Anyway, this recipe came about because my husband mentioned, out of the blue, that his late mum (a wonderful cook) used to cook whole stalks of celery in a cheesy white sauce.

I had a jugful of the same in the fridge, plus a big bowl of left-over mash, and here is the result. It was so tasty, and even better the next day, when the leeky and celeryish flavours delivered a smart punch to my tastebuds.

Potato-topped Celery and Leek Pie

For the cheesy white sauce
(note: these measurements are approximate; the final thickness of the sauce depends on the strength of the flour. If the sauce seems too thick, thin it down with more milk. )

3 T (45 ml) butter
3 T (45 ml) white cake or bread flour
750 ml cold milk
1 cup (250 ml) grated Cheddar or other sharp cheese
2 tsp (5-1o ml) Dijon or wholegrain mustard
juice of half a lemon
salt and pepper

For the pie:

2 T (30 ml) olive oil
4 fat leeks, trimmed, rinsed and finely sliced
8-10 sticks young celery, trimmed of all green leaves and finely sliced
1/2 cup (125 ml) chicken or vegetable stock, or white wine
a squeeze of fresh lemon juice
salt and milled black pepper

For the topping:
2 cups (500 ml) mashed potato, warmed

Preheat the oven to 180°C.

First make the cheesy white sauce. Put the flour and the butter in a saucepan over a medium heat. Using a whisk, stir briskly until the butter melts, and allow to cook for two minutes. Now tip in a cup or so of the cold milk, whisking well as you pour. When the mixture begins to thicken, add the remaining milk, turn up the heat to its fullest setting, and continue whisking until the sauce has thickened and come to the boil. Turn the heat down to its lowest setting and allow it to bubble gently for another two minutes. Remove the sauce from the heat and stir in the grated cheese, the mustard and the lemon juce. Add salt and pepper.

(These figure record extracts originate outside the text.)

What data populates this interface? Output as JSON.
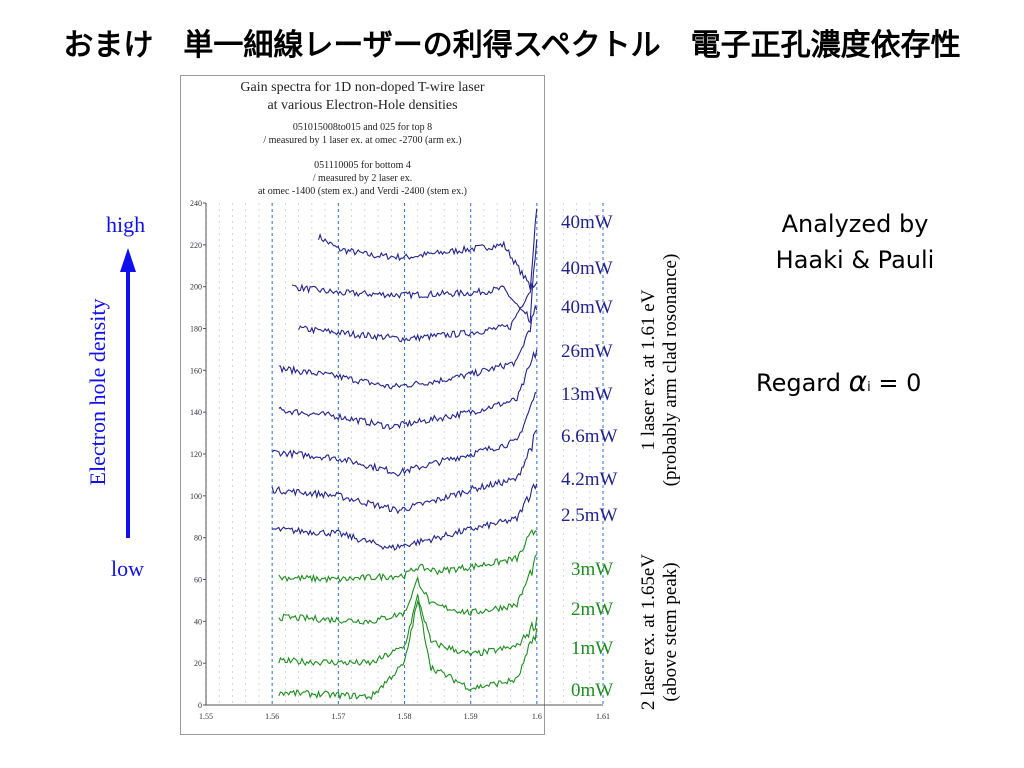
{
  "slide": {
    "title": "おまけ　単一細線レーザーの利得スペクトル　電子正孔濃度依存性",
    "analyzed_by": "Analyzed by",
    "analysts": "Haaki & Pauli",
    "regard_prefix": "Regard",
    "alpha_symbol": "α",
    "alpha_sub": "i",
    "regard_suffix": "= 0",
    "density_axis_label": "Electron hole density",
    "density_high": "high",
    "density_low": "low"
  },
  "figure": {
    "title_line1": "Gain spectra for 1D non-doped T-wire laser",
    "title_line2": "at various Electron-Hole densities",
    "note1_line1": "051015008to015 and 025 for top 8",
    "note1_line2": "/ measured by 1 laser ex. at omec -2700 (arm ex.)",
    "note2_line1": "051110005 for bottom 4",
    "note2_line2": "/ measured by 2 laser ex.",
    "note2_line3": "at omec -1400 (stem ex.) and Verdi -2400 (stem ex.)"
  },
  "group_labels": {
    "blue_line1": "1 laser ex. at 1.61 eV",
    "blue_line2": "(probably arm clad rosonance)",
    "green_line1": "2 laser ex. at 1.65eV",
    "green_line2": "(above stem peak)"
  },
  "colors": {
    "blue": "#23238e",
    "green": "#1e8c1e",
    "arrow": "#1010ee",
    "grid": "#3d7ad6"
  },
  "chart_data": {
    "type": "line",
    "xlim": [
      1.55,
      1.61
    ],
    "ylim": [
      0,
      240
    ],
    "x_ticks": [
      "1.55",
      "1.56",
      "1.57",
      "1.58",
      "1.59",
      "1.6",
      "1.61"
    ],
    "y_ticks": [
      "0",
      "20",
      "40",
      "60",
      "80",
      "100",
      "120",
      "140",
      "160",
      "180",
      "200",
      "220",
      "240"
    ],
    "grid": "vertical dashed",
    "series": [
      {
        "name": "40mW",
        "group": "blue",
        "x_start": 1.567,
        "baseline": 215,
        "dip_depth": 2,
        "dip_center": 1.58,
        "peak": 20,
        "points": [
          [
            1.567,
            224
          ],
          [
            1.57,
            218
          ],
          [
            1.575,
            215
          ],
          [
            1.58,
            214
          ],
          [
            1.585,
            216
          ],
          [
            1.59,
            218
          ],
          [
            1.595,
            220
          ],
          [
            1.599,
            200
          ],
          [
            1.6,
            240
          ]
        ]
      },
      {
        "name": "40mW",
        "group": "blue",
        "x_start": 1.563,
        "baseline": 196,
        "dip_depth": 2,
        "dip_center": 1.58,
        "peak": 20,
        "points": [
          [
            1.563,
            200
          ],
          [
            1.57,
            197
          ],
          [
            1.58,
            196
          ],
          [
            1.59,
            197
          ],
          [
            1.595,
            199
          ],
          [
            1.599,
            183
          ],
          [
            1.6,
            225
          ]
        ]
      },
      {
        "name": "40mW",
        "group": "blue",
        "x_start": 1.564,
        "baseline": 177,
        "dip_depth": 3,
        "dip_center": 1.58,
        "peak": 20,
        "points": [
          [
            1.564,
            180
          ],
          [
            1.57,
            178
          ],
          [
            1.58,
            175
          ],
          [
            1.59,
            178
          ],
          [
            1.596,
            181
          ],
          [
            1.6,
            205
          ]
        ]
      },
      {
        "name": "26mW",
        "group": "blue",
        "x_start": 1.561,
        "baseline": 159,
        "dip_depth": 6,
        "dip_center": 1.58,
        "peak": 30,
        "points": [
          [
            1.561,
            161
          ],
          [
            1.57,
            157
          ],
          [
            1.578,
            152
          ],
          [
            1.585,
            155
          ],
          [
            1.59,
            158
          ],
          [
            1.597,
            164
          ],
          [
            1.6,
            190
          ]
        ]
      },
      {
        "name": "13mW",
        "group": "blue",
        "x_start": 1.561,
        "baseline": 141,
        "dip_depth": 8,
        "dip_center": 1.578,
        "peak": 30,
        "points": [
          [
            1.561,
            141
          ],
          [
            1.57,
            138
          ],
          [
            1.578,
            133
          ],
          [
            1.585,
            137
          ],
          [
            1.59,
            140
          ],
          [
            1.597,
            146
          ],
          [
            1.6,
            170
          ]
        ]
      },
      {
        "name": "6.6mW",
        "group": "blue",
        "x_start": 1.56,
        "baseline": 121,
        "dip_depth": 10,
        "dip_center": 1.579,
        "peak": 30,
        "points": [
          [
            1.56,
            121
          ],
          [
            1.57,
            118
          ],
          [
            1.579,
            111
          ],
          [
            1.585,
            116
          ],
          [
            1.59,
            120
          ],
          [
            1.597,
            126
          ],
          [
            1.6,
            150
          ]
        ]
      },
      {
        "name": "4.2mW",
        "group": "blue",
        "x_start": 1.56,
        "baseline": 103,
        "dip_depth": 10,
        "dip_center": 1.579,
        "peak": 30,
        "points": [
          [
            1.56,
            103
          ],
          [
            1.57,
            100
          ],
          [
            1.579,
            93
          ],
          [
            1.585,
            98
          ],
          [
            1.59,
            103
          ],
          [
            1.597,
            108
          ],
          [
            1.6,
            130
          ]
        ]
      },
      {
        "name": "2.5mW",
        "group": "blue",
        "x_start": 1.56,
        "baseline": 84,
        "dip_depth": 9,
        "dip_center": 1.578,
        "peak": 25,
        "points": [
          [
            1.56,
            84
          ],
          [
            1.57,
            82
          ],
          [
            1.578,
            75
          ],
          [
            1.585,
            80
          ],
          [
            1.59,
            84
          ],
          [
            1.597,
            89
          ],
          [
            1.6,
            108
          ]
        ]
      },
      {
        "name": "3mW",
        "group": "green",
        "x_start": 1.561,
        "baseline": 61,
        "dip_depth": 0,
        "dip_center": 1.58,
        "peak": 25,
        "points": [
          [
            1.561,
            61
          ],
          [
            1.57,
            60
          ],
          [
            1.58,
            62
          ],
          [
            1.582,
            66
          ],
          [
            1.585,
            64
          ],
          [
            1.59,
            66
          ],
          [
            1.597,
            70
          ],
          [
            1.6,
            85
          ]
        ]
      },
      {
        "name": "2mW",
        "group": "green",
        "x_start": 1.561,
        "baseline": 42,
        "dip_depth": 0,
        "dip_center": 1.58,
        "peak": 25,
        "points": [
          [
            1.561,
            42
          ],
          [
            1.575,
            40
          ],
          [
            1.58,
            44
          ],
          [
            1.582,
            60
          ],
          [
            1.584,
            48
          ],
          [
            1.59,
            44
          ],
          [
            1.597,
            48
          ],
          [
            1.6,
            70
          ]
        ]
      },
      {
        "name": "1mW",
        "group": "green",
        "x_start": 1.561,
        "baseline": 21,
        "dip_depth": 0,
        "dip_center": 1.58,
        "peak": 20,
        "points": [
          [
            1.561,
            21
          ],
          [
            1.575,
            20
          ],
          [
            1.58,
            28
          ],
          [
            1.582,
            52
          ],
          [
            1.584,
            30
          ],
          [
            1.59,
            24
          ],
          [
            1.597,
            28
          ],
          [
            1.6,
            40
          ]
        ]
      },
      {
        "name": "0mW",
        "group": "green",
        "x_start": 1.561,
        "baseline": 6,
        "dip_depth": 0,
        "dip_center": 1.58,
        "peak": 20,
        "points": [
          [
            1.561,
            6
          ],
          [
            1.575,
            4
          ],
          [
            1.58,
            20
          ],
          [
            1.582,
            50
          ],
          [
            1.584,
            18
          ],
          [
            1.59,
            8
          ],
          [
            1.597,
            12
          ],
          [
            1.6,
            36
          ]
        ]
      }
    ]
  }
}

Set aside (put a piece of clingfilm or waxed paper on the top of sauce, to prevent a skin forming, if you're making it in advance).

Heat the olive oil in a deep pan or wok and add the leeks and celery. Stir-fry, over a fierce heat, for a minute or so, but don't allow the veggies to brown. Now add the stock or wine, and allow to bubble furiously for a minute. Cover the pot with a lid or a piece of tin foil, turn the heat to its lowest setting, and allow to simmer gently for 10 minutes, or until the celery is just tender. Season with salt and pepper.

Tip the reserved cheesy white sauce into the leek and celery pan and stir well to combine. Tip the mixture into a serving dish, smooth the surface, and top with mashed potato. Brush with melted butter (or peanut-sized bits of cold butter) and bake at 180 C until the potato topping is golden brown.